His comment came as he urged lawmakers to raise payroll taxes on employers and cut benefits to unemployed workers. Despite the urgency, neither Schwarzenegger nor lawmakers have engaged in negotiations aimed at keeping the unemployment insurance fund in the black. They’ve been aware of the problem since at least 2004.

Without action, California’s unemployment fund will be $2.4 billion in the red by the end of this year, said Lorree Levy, a spokeswoman for the Employment Development Department.

The department’s inadequate funding, understaffing and obsolete equipment are adding to the woes of already unhappy claimants.

“They need to be helping out people because it’s a bad time,” said Fred McLane, an out-of-work assistant film cameraman from Pacific Palisades. McLane said he made 59 unsuccessful calls to Employment Development on Friday , trying to deal with a problem that could be resolved only on the telephone.

Chad Boyer, a laid-off newspaper advertising salesman from San Diego, had an even harder time. In November, he called the state’s toll-free number 802 times over a three-week period to check on his claim. He didn’t get through once.

“I think it’s easier to call a radio station and get free tickets to a Pink Floyd show than to get a live person at EDD,” he said. “It’s a nightmare.”

For now, California has avoided a complete breakdown. But officials fear for the worst. Call center employees are voluntarily working on weekends and holidays, and the application backlog at one of the six centers swelled to 72 hours last month from 12 hours in November, according to a Employment Development memo.


On Wednesday, part of Employment Development’s computer crashed for about an hour, though there was no delay in processing applications or issuing checks, the agency said.

Lawmakers concede they’re aware of the increasingly dire situation but say they are too caught up in trying to avoid a bigger financial catastrophe -- the state running short of cash to pay its bills.

“The truth is we’ve been so focused on the $41-billion budget deficit,” said Senate President Pro Tem Darrell Steinberg (D-Sacramento).

Daily closed-door talks between top legislative leaders and the governor have yet to find a way to avoid the state starting to issue IOUs as soon as February.

Both business and labor union lobbyists in Sacramento say they’re frustrated with the impasse but remain reluctant to shift hardened positions.

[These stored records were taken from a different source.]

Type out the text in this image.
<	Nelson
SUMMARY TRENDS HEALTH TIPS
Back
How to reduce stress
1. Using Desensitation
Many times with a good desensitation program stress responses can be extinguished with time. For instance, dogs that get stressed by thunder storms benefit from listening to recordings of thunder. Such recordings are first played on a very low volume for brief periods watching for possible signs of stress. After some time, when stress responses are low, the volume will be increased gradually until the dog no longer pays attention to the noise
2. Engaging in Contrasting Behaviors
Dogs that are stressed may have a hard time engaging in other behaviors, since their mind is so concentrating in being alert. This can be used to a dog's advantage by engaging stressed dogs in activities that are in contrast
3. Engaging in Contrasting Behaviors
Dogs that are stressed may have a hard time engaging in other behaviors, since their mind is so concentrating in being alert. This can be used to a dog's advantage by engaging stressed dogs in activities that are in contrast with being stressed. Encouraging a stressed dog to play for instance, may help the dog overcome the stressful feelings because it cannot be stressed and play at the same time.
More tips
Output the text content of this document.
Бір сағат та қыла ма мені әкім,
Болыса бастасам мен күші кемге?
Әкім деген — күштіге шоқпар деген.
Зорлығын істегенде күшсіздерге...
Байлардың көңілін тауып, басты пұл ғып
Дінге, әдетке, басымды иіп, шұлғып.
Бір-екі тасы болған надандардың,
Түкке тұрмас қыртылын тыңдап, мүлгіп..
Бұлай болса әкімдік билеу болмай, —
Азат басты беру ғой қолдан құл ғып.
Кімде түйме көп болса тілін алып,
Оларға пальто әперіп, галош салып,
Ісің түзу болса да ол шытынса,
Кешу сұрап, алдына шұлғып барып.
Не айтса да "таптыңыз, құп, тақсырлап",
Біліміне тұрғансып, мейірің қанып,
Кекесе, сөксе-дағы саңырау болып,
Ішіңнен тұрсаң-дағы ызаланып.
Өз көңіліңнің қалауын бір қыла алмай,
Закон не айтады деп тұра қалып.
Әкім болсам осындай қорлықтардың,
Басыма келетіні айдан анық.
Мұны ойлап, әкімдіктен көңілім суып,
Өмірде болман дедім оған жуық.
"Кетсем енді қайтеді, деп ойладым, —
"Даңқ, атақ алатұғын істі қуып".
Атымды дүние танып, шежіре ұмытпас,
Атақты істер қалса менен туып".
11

Business leaders agree that some tax increase might be needed because California’s unemployment insurance tax is collected on a wage base of only $7,000 a year, one of the lowest in the nation. But they insist that any tax hike should be accompanied by cuts in benefits and tightening of eligibility.

“This is something that needs to be resolved,” said Jason Schmelzer of the California Chamber of Commerce. “We are more than happy to have this conversation with the Legislature when the conversation is ready to be had.”

Union leaders counter that negotiations are unlikely to be fruitful as long as Republican lawmakers can put up enough votes to keep an unemployment insurance overhaul bill from getting the constitutionally required two-thirds vote to approve a tax hike.

“We have no evidence that the business community or the Republicans want to negotiate on this issue,” said Angie Wei, legislative director for the California Labor Federation. “And we have not heard anything from the administration that it is bargaining.”


Labor and advocates for the working poor say they have no interest in cutting benefits.

“That’s the worst thing you can do in the middle of a recession,” said Maurice Emsellem, a co-policy director for the National Employment Law Project.